English journalist (1960–2021)

Andrew Moody (2 September 1960 – 27 June 2021) was an English journalist and former UK national newspaper journalist specialising in business. He worked as the senior correspondent at China Daily, a Chinese English-language newspaper, where he covered politics, the economy, business, history and culture.

==Early life==
Moody was born on 2 September 1960 and was brought up in West Stockwith, Nottinghamshire. He attended West Stockwith Primary School and later the King Edward VI Grammar School, Retford. He studied economics at Coventry University graduating with a BA in 1983 before studying journalism at Darlington College of Technology. He had a sister Jayne Graham, who later recalled that his interest in journalism began at age 15, when he became the press officer for a pigeon club.

==Career==

Moody's career started in regional news as a reporter at the Gainsborough News (which later became the Gainsborough Standard) in 1983, before he moved to the Scunthorpe Star in 1984. In 1985 he was promoted to Group News Editor for the Lincolnshire Standard Group (which owned 20 local titles) before moving to be business correspondent at Gulf News (Dubai). In 1987 he became the business correspondent for the Manchester Evening News before becoming City and Political correspondent at the Daily Express. In 1995 he became a freelance business journalist writing for national newspapers and magazines including the Daily and Sunday Express, Mail on Sunday and The Observer. His interest in China began in the 1990s with a number of assignments to Hong Kong, including covering the handover to China of the British colony in 1997.

In February 2009, Moody became Senior Business Correspondent at China Daily, after covering the 2008 Beijing Olympics. He later became Senior Correspondent Overseas and Global editions. This involves writing for China Daily’s European and Africa Weekly editions, as well as China Watch, which is published in conjunction with The Washington Post, The Wall Street Journal, The Daily Telegraph and publications across the world.

During his time at China Daily Moody wrote 700 front page stories and covered political events including the Two Sessions Meeting, the CPC 19th National Party Congress, the 9th BRICS Summit in Xiamen, the World Economic Forum Summer Davos in Dalian and the High-Level Dialogue and Think Tank Forum: Fighting Against Poverty in Addis Ababa. He has written extensively on the Chinese economy and on China-Africa and China-UK relations. He has also interviewed former UK prime minister Tony Blair and covered the state visits of Chinese President Xi Jinping (including his state visit to the UK in October 2015 and South Africa in December 2015). He interviewed the late prime minister of Ethiopia Meles Zenawi, the former president of Ghana John Mahama and Sierra Leone president Ernest Bai Koroma.
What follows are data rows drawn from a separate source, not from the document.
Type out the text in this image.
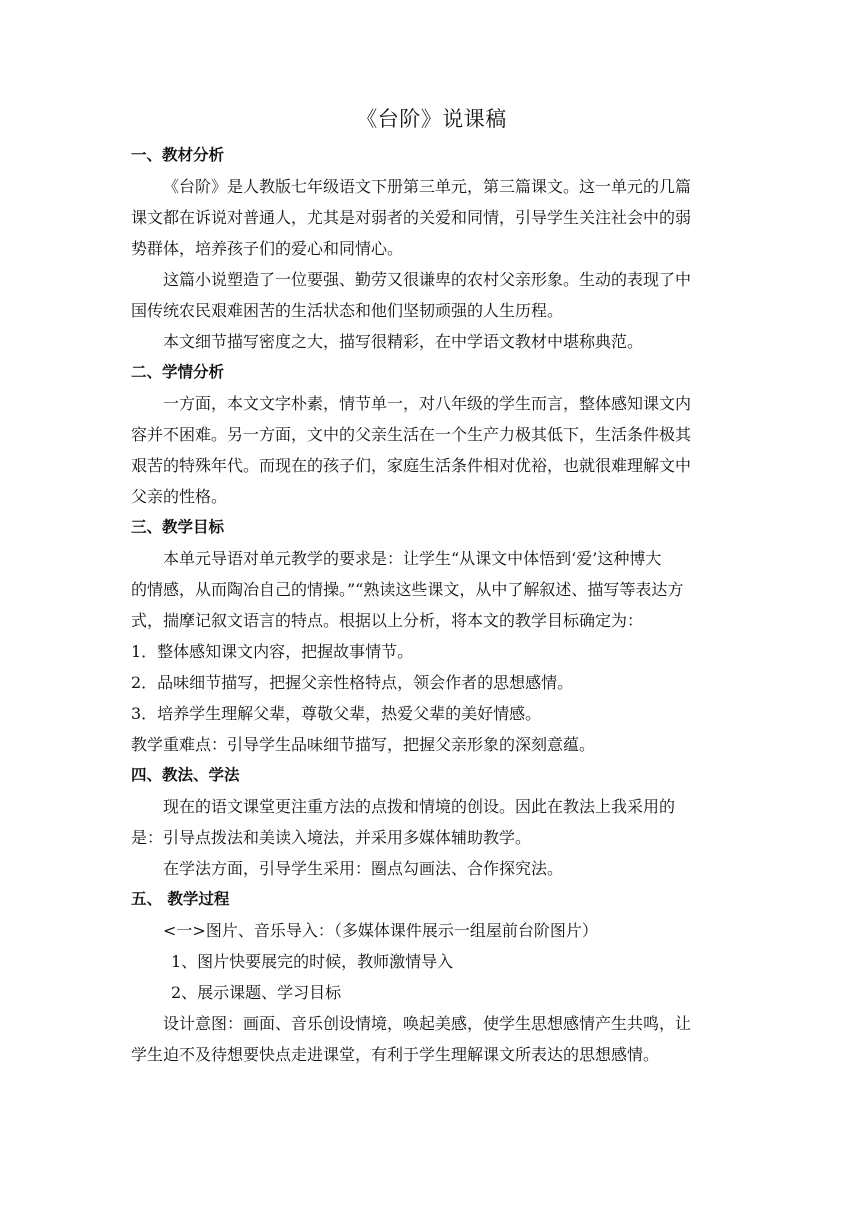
《台阶》说课稿
一、教材分析
《台阶》是人教版七年级语文下册第三单元，第三篇课文。这一单元的几篇
课文都在诉说对普通人，尤其是对弱者的关爱和同情，引导学生关注社会中的弱
势群体，培养孩子们的爱心和同情心。
这篇小说塑造了一位要强、勤劳又很谦卑的农村父亲形象。生动的表现了中
国传统农民艰难困苦的生活状态和他们坚韧顽强的人生历程。
本文细节描写密度之大，描写很精彩，在中学语文教材中堪称典范。
二、学情分析
一方面，本文文字朴素，情节单一，对八年级的学生而言，整体感知课文内
容并不困难。另一方面，文中的父亲生活在一个生产力极其低下，生活条件极其
艰苦的特殊年代。而现在的孩子们，家庭生活条件相对优裕，也就很难理解文中
父亲的性格。
三、教学目标
本单元导语对单元教学的要求是：让学生“从课文中体悟到‘爱’这种博大
的情感，从而陶冶自己的情操。”“熟读这些课文，从中了解叙述、描写等表达方
式，揣摩记叙文语言的特点。根据以上分析，将本文的教学目标确定为：
1．整体感知课文内容，把握故事情节。
2．品味细节描写，把握父亲性格特点，领会作者的思想感情。
3．培养学生理解父辈，尊敬父辈，热爱父辈的美好情感。
教学重难点：引导学生品味细节描写，把握父亲形象的深刻意蕴。
四、教法、学法
现在的语文课堂更注重方法的点拨和情境的创设。因此在教法上我采用的
是：引导点拨法和美读入境法，并采用多媒体辅助教学。
在学法方面，引导学生采用：圈点勾画法、合作探究法。
五、 教学过程
<一>图片、音乐导入：（多媒体课件展示一组屋前台阶图片）
1、图片快要展完的时候，教师激情导入
2、展示课题、学习目标
设计意图：画面、音乐创设情境，唤起美感，使学生思想感情产生共鸣，让
学生迫不及待想要快点走进课堂，有利于学生理解课文所表达的思想感情。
Moody was cited extensively by publications around the world. In February 2020, for example, he interviewed Nobel laureate Michael Levitt. The resulting article was quoted 172 times by international media organisations. He also wrote more than 150 profiles of leading thinkers such as the Harvard historian Niall Ferguson, and Edmund Phelps, the Nobel Prize winner for economics.

The Chinese government named Moody as a 'State High-End Project Foreign Expert'.

==Articles==
Notable articles Moody has written on China and other subjects include:

- 'National rejuvenation' (5 July 2021)
- 'Leading the way: China set to play crucial role in global recovery, experts say' (10 August 2020)
- 'Huawei issue focuses spotlight on Sino-UK ties' (2 July 2020)
- 'Krugman argues against 'zombies' (12 March 2020)

==Awards==

In 2019 Moody was given the Order of Friendship (China), the highest award that can be bestowed on a foreign citizen working in China, which was presented by Chinese Vice Premier Liu He in a ceremony at the Great Hall of the People in Beijing on 30 September 2019. The presentation was followed by a reception hosted by Premier Li Keqiang which was broadcast on national Chinese television. Recipients of the award have included Nobel Prize winners and leading scientists, but it is rare for it to be given to someone from the media industry.

==Death==
Moody died, aged 60, on 27 June 2021 in his Beijing apartment. He had lived with amyotrophic lateral sclerosis for more than three years. After his death, Kerry Brown, a professor of Chinese studies and director of the Lau China Institute at King's College London, said Moody was "committed to communication, to being open-minded and presenting ideas and issues about China in English clearly, so that a wider audience could...engage with them, even if they didn't agree...He will be a huge loss to those who are working hard on the dialogue between China and the outside world." Wang Huiyao, president of the Center for China and Globalization in Beijing, who knew Moody for nearly a decade, referred to him as "Edgar Snow in the New Era". He described him as: "An Englishman who comes a long way to China, strives to report the real China to the world, and finally dies here. I'm greatly touched by his spirit of internationalism."